- Genre: Crime drama, police procedural
- Created by: Richard Gilbert
- Starring: Michael Kane; Donald Pilon; Paul Harding; Toby Tarnow; Lawrence Benedict; Les Carlson;
- Country of origin: Canada
- Original language: English
- No. of seasons: 2
- No. of episodes: 20

Production
- Executive producers: Richard Gilbert René Bonnière

Original release
- Network: CBC
- Release: December 1973 – December 1974

= The Collaborators (TV series) =

The Collaborators is a Canadian police procedural crime drama television series which aired on CBC Television between December 1973 and December 1974.

== Premise ==
A team of Metropolitan Toronto Police Department forensic scientists investigate crime scenes, frequently in conflict with the hard-boiled detectives and street cops who work on the front line.

== Cast ==
- Michael Kane as Detective Sergeant Jim Brewer
- Paul Harding as Dr. Charles Erickson (season 1)
- Toby Tarnow as Liz Roman
- Lawrence Benedict as Detective Quinn
- Les Carlson as Detective Kaminski
- Donald Pilon as Detective Sergeant Richard Tremblay (season 2)

== Production ==
===Concept===
The Collaborators has been described as an example of how the CBC "continually tried to find an angle in the professions of its investigators." The titular collaborators are the forensic scientists who work with the police.
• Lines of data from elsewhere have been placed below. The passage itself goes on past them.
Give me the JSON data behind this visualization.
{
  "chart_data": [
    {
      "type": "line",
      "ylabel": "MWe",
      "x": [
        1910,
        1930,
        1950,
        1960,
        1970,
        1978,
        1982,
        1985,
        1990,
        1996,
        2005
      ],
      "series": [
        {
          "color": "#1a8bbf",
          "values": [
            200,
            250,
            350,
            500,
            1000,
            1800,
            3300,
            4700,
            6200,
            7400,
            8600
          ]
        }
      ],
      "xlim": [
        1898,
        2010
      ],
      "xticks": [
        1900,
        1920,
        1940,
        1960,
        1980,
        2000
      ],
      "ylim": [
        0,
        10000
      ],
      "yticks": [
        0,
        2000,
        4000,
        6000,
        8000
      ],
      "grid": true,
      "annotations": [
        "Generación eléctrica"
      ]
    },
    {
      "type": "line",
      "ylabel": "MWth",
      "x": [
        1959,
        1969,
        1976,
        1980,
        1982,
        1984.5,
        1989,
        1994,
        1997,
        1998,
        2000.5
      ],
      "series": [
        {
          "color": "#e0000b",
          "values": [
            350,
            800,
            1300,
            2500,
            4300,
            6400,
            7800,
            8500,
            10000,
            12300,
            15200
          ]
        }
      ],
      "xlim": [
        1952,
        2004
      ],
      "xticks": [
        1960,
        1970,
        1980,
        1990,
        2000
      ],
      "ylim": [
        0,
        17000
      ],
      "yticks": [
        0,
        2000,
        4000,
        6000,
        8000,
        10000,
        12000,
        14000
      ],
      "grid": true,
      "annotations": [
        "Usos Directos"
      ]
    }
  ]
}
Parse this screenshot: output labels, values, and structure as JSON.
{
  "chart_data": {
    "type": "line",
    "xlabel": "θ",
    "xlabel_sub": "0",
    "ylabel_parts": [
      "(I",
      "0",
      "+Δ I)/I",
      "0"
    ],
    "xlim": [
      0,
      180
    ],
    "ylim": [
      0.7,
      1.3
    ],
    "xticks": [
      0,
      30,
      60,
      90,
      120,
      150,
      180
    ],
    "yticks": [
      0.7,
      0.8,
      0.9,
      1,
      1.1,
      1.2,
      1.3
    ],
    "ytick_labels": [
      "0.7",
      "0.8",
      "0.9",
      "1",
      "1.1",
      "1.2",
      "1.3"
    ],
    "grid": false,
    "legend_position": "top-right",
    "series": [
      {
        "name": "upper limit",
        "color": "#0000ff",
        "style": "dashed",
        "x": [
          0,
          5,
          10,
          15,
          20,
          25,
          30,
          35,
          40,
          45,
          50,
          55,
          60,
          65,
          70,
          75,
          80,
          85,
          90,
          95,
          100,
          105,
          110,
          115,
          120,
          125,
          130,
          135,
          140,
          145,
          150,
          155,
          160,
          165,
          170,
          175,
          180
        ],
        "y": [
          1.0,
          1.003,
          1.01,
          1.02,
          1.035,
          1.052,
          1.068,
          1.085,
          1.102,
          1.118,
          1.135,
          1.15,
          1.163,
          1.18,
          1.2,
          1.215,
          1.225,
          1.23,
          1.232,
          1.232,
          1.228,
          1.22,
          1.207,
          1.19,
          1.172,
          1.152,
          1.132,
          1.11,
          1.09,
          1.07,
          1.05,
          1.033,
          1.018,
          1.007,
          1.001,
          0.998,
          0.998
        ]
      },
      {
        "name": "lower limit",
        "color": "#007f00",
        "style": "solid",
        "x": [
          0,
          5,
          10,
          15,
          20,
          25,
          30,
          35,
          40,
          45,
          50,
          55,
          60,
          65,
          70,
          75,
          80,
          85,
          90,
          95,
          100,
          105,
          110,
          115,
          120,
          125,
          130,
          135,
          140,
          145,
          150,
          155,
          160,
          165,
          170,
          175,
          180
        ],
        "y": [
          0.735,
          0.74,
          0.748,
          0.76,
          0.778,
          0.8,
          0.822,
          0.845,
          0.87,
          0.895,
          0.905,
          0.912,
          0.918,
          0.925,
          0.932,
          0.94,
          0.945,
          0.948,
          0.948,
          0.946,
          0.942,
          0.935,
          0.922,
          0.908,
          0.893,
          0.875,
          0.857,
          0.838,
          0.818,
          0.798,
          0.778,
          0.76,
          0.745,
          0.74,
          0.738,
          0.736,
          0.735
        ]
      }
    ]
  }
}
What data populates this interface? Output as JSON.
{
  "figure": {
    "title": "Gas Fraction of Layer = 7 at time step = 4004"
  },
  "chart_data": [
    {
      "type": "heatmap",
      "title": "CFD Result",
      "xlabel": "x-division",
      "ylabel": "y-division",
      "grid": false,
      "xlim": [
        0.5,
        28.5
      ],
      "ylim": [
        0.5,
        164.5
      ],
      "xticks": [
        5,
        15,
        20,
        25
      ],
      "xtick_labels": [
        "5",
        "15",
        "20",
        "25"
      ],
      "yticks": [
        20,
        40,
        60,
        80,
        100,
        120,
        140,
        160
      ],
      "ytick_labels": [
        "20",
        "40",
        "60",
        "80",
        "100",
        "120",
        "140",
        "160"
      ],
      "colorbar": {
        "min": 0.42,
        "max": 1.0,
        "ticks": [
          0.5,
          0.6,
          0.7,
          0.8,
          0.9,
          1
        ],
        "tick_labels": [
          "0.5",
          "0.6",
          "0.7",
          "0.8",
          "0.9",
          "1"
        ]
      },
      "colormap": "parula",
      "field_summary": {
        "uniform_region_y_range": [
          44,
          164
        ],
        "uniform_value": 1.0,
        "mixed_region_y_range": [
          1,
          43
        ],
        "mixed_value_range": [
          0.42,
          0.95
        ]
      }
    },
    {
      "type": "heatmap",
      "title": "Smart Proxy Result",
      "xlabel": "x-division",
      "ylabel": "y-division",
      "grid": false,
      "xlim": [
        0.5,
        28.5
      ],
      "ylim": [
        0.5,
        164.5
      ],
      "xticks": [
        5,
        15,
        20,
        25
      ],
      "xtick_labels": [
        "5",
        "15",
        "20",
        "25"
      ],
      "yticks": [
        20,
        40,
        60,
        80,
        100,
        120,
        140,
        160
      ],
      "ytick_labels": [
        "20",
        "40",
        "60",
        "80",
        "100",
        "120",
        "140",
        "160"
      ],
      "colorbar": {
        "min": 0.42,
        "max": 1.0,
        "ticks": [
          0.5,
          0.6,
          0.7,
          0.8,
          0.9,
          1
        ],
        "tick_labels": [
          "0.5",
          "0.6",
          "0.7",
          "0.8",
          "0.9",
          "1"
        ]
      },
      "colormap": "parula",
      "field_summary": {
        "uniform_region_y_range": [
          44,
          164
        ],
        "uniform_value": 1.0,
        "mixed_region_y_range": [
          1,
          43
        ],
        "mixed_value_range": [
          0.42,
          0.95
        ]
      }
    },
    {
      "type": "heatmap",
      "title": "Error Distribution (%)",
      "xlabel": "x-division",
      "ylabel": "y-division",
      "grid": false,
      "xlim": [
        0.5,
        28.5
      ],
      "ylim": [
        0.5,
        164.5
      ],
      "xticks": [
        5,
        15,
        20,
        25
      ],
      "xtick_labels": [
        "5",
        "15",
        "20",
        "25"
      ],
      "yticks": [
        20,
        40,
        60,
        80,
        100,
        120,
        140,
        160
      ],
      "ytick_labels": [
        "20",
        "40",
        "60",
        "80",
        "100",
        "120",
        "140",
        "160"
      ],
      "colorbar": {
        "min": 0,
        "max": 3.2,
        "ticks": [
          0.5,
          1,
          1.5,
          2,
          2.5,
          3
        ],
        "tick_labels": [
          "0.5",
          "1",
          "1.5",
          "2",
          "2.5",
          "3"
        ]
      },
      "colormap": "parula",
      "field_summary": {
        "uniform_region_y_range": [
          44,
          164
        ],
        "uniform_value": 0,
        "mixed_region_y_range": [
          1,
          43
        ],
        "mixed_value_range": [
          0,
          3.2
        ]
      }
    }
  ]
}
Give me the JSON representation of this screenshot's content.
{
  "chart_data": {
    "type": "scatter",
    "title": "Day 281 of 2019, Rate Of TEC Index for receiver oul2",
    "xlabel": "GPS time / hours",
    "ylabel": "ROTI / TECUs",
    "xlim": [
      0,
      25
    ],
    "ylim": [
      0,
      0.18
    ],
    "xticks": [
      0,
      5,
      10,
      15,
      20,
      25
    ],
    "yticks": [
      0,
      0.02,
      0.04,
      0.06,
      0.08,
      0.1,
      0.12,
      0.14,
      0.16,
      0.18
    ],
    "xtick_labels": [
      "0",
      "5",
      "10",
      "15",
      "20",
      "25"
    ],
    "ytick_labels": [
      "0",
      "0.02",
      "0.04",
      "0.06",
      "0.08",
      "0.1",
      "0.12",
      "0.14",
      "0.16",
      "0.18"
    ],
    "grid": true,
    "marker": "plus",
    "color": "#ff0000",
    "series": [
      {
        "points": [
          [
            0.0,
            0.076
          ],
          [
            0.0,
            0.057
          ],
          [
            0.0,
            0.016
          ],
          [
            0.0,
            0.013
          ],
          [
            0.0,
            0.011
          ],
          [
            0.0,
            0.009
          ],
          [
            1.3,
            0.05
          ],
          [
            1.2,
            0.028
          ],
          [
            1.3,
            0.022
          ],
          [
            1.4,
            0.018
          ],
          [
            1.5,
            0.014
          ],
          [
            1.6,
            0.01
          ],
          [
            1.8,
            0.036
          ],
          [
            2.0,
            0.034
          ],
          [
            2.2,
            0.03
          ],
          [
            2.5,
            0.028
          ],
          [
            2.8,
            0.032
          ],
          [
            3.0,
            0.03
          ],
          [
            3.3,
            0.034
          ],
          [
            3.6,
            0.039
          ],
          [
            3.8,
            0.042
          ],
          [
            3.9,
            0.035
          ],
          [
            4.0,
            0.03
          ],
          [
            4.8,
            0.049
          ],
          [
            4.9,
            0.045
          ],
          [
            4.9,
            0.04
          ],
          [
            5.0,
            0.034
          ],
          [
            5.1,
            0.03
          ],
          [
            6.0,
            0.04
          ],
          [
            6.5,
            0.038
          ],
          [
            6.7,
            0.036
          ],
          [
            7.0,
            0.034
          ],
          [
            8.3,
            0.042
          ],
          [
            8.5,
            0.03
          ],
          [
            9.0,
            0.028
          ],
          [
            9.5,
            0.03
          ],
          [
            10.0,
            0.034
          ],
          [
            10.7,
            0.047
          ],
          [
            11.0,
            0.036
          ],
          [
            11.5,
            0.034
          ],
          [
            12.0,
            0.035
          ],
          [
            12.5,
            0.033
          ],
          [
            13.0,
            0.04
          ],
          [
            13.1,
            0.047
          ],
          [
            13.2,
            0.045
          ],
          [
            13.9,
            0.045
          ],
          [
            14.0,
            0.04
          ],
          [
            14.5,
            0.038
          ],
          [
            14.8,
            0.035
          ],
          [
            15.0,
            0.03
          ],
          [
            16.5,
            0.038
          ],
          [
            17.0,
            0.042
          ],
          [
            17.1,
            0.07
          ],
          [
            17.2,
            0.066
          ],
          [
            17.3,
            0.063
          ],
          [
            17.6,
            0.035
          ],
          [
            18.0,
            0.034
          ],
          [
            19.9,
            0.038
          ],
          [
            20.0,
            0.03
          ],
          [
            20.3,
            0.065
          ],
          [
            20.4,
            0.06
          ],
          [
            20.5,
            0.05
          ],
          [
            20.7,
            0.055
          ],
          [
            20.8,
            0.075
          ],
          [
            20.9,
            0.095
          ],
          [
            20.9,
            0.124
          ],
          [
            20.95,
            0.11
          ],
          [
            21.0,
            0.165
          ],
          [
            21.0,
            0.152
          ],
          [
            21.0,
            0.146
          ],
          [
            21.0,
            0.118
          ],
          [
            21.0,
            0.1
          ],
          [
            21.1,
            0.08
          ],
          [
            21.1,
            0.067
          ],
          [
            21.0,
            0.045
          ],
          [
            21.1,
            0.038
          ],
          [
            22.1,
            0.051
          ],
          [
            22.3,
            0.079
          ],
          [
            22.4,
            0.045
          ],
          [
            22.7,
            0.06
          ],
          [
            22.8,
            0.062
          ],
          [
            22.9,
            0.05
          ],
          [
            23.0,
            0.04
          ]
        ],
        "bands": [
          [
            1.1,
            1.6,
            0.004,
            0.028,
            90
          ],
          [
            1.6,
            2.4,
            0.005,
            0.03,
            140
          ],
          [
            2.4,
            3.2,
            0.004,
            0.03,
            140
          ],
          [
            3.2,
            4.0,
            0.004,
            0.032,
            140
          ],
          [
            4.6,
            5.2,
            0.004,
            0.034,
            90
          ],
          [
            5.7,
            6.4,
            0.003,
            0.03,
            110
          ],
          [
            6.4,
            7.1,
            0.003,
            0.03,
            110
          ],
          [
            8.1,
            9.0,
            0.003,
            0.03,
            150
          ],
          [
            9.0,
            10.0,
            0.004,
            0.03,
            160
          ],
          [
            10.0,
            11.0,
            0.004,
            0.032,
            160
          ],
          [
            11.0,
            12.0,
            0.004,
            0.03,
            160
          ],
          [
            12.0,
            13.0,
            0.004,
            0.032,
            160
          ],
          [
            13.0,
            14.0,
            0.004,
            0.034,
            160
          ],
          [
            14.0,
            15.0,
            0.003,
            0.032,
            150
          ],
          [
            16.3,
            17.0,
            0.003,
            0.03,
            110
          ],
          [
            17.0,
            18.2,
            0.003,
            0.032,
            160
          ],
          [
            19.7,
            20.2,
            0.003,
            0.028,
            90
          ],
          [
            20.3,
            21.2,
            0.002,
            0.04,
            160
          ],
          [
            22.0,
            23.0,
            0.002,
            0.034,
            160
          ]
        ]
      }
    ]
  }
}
The program ostensibly attempted to deal with the investigative process in an "egalitarian way, from the scene of the crime to the police station to the lab." When Paul Harding left the series after the first season of eight one-hour episodes (before they had even aired), however, he noted that Michael Kane had dominated the show as the principal crime solver.

===Personnel===
The show drew on many of English Canada's distinguished directors, including Peter Carter, Don Owen, René Bonnière ("All The King's Men," "A Touch of Madness"), Don Haldane ("Beyond All Reasonable Doubt"), Graham Parker, Allan King, Don Shebib ("Deedee," "Once Upon A Time In Genarro"), and Stan Olson. Show writers included Grahame Woods, George Robertson, Lyal Brown, Tony Sheer, Claude Harz, and Carol Bolt.

Creator Richard Gilbert left the series over a salary dispute and the fact he had not been allowed to direct. Head of Drama John Hirsch replaced Gilbert with a veteran director but novice producer René Bonnière who intended to "lighten" the series.

===Casting and characterization===
Michael Kane played the "gruff and instinctive" Brewer, who, with his rugged looks, looking harassed and given to strong emotional expression, fit the type of the television cop or detective. Kane described the character as a combination of various film or television police, like Columbo and John Shaft, but with an "earthly appeal", somewhat like Johnny Cash. Kane appeared in only three episodes in the second season, leaving for health reasons as he found filming series television too much. His character's disappearance was left unexplained.

Kane's replacement, Quebec actor Donald Pilon, is introduced in a forty second scene. Supposedly from Kirkland Lake and unable to speak French, the actor nevertheless spoke with "a francophone lilt" and "Gallic charm and warmth." Pilon plays Tremblay as a different sort of police officer: rational and relaxed to the point of stoicism. Pilon said he wanted the character to be the type of man who makes mistakes and sometimes "doesn't get his man."

===Filming locations===
Episodes were filmed in Toronto.

==Marketing==
Publicity releases for The Collaborators emphasised suspense and "the strange world of modern crime detection techniques" as well as plot intricacies and intrigue.

==Release and reception ==
The Collaborators aired in the "prestigious" Sunday 9 pm time slot, which may have given it a boost: its eight episode first season eventually reached an audience of 2 million, or a 20% share of all the audience watching that night in that time slot, with an enjoyment index average of 70. Audiences liked Kane and Harding, the "naturalistic action and design" and "true to life" plots.

===Critical response===
====Contemporary====
Jack Miller, writing for the Toronto Daily Star, called the first season the "slickest commercial adventure series" produced to date by the CBC.

The second season received mixed reviews and its audience share declined to 13%.

====Retrospective====
Ed Conroy remarks on the series' "seatbelt-less high-speed chases" in yellow police cars and "a menagerie of exotic villains that ranged from gay Nazi bikers to roaming gangs of mute children," asserting that it could only have ever been made in the "brown and orange haze of 1970s Toronto."